Inaccurate information about the COVID-19 vaccine, whether intentional (disinformation) or accidental (misinformation), could work against us at a time when we need to work together to beat the virus.
Mis or disinformation can spread quickly and can have harmful effects. Mis and disinformation can be spread through a range of different channels including social media, traditional media (television, radio and print), pamphlets, posters and letterbox drops.
Every New Zealander has the right to freedom of speech. Challenging misinformation is a way to ensure New Zealanders have access to the facts.
Stopping the spread of mis and disinformation about the COVID-19 vaccine will limit any potential confusion for New Zealanders and help them to make informed decisions about the vaccine.
Help us by reporting any inaccurate or misleading information you see about the vaccine through the link below.
- Send us a link to the website if the content is online.
- If you see COVID-19 misinformation on social media, report it to the platform (for example, Facebook or Twitter).

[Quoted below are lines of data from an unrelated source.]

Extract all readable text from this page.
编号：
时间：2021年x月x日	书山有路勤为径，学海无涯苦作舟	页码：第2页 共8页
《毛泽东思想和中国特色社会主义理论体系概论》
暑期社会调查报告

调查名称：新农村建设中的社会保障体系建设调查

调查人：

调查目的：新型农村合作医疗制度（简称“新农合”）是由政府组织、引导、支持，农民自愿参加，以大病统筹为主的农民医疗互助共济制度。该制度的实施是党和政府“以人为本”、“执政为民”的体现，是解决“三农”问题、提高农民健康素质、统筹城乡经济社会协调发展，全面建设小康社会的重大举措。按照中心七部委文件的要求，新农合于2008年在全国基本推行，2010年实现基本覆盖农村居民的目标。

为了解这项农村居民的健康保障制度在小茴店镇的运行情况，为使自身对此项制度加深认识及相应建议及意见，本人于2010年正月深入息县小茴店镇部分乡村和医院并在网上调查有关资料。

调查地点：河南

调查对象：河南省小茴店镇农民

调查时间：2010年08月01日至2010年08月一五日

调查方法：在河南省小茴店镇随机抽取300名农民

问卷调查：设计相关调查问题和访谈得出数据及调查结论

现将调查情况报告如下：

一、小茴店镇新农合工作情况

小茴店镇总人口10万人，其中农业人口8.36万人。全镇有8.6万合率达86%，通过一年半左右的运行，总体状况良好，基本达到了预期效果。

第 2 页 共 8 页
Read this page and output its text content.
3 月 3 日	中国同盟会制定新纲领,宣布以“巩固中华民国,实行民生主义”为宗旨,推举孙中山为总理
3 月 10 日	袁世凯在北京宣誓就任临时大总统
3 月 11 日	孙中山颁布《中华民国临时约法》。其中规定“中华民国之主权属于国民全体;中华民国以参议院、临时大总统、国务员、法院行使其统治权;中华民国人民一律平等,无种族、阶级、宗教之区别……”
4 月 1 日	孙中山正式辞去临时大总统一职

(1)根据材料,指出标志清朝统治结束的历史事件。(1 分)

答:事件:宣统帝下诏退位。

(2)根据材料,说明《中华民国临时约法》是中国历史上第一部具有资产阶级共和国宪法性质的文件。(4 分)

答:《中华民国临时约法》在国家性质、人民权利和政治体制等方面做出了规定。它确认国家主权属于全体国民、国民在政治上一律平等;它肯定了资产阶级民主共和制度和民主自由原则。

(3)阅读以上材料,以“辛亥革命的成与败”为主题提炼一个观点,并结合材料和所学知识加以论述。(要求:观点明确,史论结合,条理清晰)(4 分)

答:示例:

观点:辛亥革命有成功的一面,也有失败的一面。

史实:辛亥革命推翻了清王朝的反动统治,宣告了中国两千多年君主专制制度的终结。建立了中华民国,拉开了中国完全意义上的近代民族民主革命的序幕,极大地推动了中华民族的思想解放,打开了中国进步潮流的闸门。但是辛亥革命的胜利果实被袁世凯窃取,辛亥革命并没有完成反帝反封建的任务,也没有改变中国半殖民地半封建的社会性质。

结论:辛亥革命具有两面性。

- If it is a physical item, such as a leaflet, email us a photograph and if possible details of how you received it.
- If possible, include when you received the item and where it came from.
By emailing us this information, you consent to us sharing it with our partner and other government agencies for investigatory and statistical purposes. Your personal information will never be shared publically.
For more information on collection and use of personal information, see our privacy and information statement.
One of the best ways to put a stop to misinformation is by only sharing information from official sources. For up to date information on COVID-19 and the vaccine rollout check out the New Zealand Government's COVID-19 site.
Remember: the vaccine is free for anyone who is 16 or over. The vaccine is not compulsory – you can choose if want to have it.
You can protect yourself and others by knowing how to spot misinformation. Here are some tips on what to look for:
- Sources in an article are a strong reflection of the quality of the article. If there are no sources ask, ‘where is the information coming from’?
- Poor spelling and grammar can be a flag the information is not trustworthy.
- Before sharing a story it’s important to check if it’s credible. You can do this by checking where the original story appeared and who is promoting it.
- Fake news often contains incorrect details, check the facts with a simple web search.
- Advertising pop ups or formatting that makes it difficult to read the text could be signs an online article is not trustworthy.